Location
- Country: United States
- State: Oregon
- County: Jackson

Physical characteristics
- Source: Cascade Range
- • location: east of Ashland
- • coordinates: 42°13′17″N 122°29′08″W﻿ / ﻿42.22139°N 122.48556°W
- • elevation: 5,684 ft (1,732 m)
- Mouth: South Fork of Little Butte Creek
- • location: east of Medford
- • coordinates: 42°20′18″N 122°27′10″W﻿ / ﻿42.33833°N 122.45278°W
- • elevation: 2,562 ft (781 m)
- Basin size: 22.4 sq mi (58 km^{2})

= Dead Indian Creek (Oregon) =

Tributary of South Fork Little Butte Creek in Jackson County, Oregon, USA

Latgawa Creek (formerly Dead Indian Creek') is a tributary of South Fork Little Butte Creek in Jackson County, in the U.S. state of Oregon. It flows generally north through the Rogue River – Siskiyou National Forest in the Cascade Range east of Medford. The creek begins at 2562 ft above sea level near Howard Prairie Lake and enters the South Fork at Camp Latgawa. The South Fork flows northwest to meet the North Fork near Lake Creek; combined they form Little Butte Creek, a tributary of the Rogue River.

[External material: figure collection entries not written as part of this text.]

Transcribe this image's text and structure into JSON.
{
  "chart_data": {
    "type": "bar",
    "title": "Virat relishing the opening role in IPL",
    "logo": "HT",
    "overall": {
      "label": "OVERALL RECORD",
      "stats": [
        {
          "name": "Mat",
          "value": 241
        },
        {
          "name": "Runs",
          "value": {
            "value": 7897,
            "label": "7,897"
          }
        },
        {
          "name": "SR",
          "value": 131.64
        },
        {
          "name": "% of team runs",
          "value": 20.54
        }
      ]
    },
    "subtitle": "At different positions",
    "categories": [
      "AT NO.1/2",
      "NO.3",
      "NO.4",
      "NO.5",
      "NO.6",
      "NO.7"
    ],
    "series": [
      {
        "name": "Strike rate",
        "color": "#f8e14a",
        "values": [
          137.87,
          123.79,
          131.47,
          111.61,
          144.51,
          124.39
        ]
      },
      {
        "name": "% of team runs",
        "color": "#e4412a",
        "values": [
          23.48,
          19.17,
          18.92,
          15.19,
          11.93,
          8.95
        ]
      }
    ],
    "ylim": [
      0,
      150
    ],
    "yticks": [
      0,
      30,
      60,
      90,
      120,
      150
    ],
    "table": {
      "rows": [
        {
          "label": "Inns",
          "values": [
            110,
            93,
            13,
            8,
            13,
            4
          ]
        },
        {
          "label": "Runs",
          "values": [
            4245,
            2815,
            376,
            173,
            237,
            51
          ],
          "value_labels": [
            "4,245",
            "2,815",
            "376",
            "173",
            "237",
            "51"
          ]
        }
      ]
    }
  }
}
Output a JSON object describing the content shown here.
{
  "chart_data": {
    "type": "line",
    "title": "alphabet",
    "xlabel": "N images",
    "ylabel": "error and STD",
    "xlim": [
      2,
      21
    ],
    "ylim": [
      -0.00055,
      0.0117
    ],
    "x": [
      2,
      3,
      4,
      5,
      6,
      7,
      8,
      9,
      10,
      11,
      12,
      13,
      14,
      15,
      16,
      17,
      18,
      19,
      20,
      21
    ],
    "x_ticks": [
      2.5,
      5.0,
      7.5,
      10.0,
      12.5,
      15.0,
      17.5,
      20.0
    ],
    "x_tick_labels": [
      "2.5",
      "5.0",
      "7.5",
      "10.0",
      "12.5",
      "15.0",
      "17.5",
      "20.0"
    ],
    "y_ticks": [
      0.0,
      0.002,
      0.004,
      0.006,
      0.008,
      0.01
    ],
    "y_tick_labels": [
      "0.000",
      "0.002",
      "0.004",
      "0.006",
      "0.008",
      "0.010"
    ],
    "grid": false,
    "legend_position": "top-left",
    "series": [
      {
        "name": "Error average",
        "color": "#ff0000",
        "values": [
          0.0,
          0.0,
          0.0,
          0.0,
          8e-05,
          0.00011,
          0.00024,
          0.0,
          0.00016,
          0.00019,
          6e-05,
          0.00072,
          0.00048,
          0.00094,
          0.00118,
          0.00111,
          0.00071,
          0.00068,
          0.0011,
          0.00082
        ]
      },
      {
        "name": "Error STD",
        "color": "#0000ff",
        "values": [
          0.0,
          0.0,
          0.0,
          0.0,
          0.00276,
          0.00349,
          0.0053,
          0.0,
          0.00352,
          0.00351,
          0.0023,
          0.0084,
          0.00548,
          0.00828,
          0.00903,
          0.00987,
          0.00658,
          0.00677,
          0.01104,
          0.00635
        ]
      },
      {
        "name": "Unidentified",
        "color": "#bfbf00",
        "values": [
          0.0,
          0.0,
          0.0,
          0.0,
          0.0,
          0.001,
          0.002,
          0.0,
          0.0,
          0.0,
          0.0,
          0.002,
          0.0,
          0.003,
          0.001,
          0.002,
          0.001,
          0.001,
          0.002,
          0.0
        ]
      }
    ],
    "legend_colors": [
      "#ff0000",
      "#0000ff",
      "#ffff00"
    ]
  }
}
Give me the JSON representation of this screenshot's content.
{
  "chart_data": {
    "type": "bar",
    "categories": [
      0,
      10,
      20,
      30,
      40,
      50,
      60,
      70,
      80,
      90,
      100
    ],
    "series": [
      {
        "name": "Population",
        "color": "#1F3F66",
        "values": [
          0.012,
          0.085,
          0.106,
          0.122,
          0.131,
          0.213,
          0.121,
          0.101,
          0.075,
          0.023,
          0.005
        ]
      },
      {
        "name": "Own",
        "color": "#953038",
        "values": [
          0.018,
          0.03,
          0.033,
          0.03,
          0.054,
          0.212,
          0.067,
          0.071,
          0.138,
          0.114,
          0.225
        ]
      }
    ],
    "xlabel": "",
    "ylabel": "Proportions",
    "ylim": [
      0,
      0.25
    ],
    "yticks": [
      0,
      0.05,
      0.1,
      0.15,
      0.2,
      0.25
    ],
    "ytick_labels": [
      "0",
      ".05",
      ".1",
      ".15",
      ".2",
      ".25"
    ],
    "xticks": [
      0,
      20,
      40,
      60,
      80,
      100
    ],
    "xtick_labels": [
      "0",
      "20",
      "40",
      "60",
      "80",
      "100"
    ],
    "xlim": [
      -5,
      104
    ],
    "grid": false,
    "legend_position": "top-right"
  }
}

Latgawa Creek was changed from its former name 2020 when Dr. Alice Knotts of American Religious History approached the Jackson County Board of Commissioners to change the name. Latgawa are a Native American people that were displaced from the area during the Rogue River Wars of the 1850's, and moved to the coast on the Siletz Reservation and Grand Rhonde Reservation. Latgawa also means "upland water source."

A nearby place, Latgawa Mountain, underwent a similar name change. However, because Jackson County Board of Commissioners does not have jurisdiction over roads, the name of Dead Indian Memorial Road was not changed. According to Oregon Geographic Names, the original namesake of these places and road were when named after an incident in which two settlers found two dead Tututni in deserted dwellings near the creek. The road, originally named "Dead Indian Road" but renamed to avoid being interpreted as denigrating, eventually extended from Ashland, past the mountain and the creek to Upper Klamath Lake.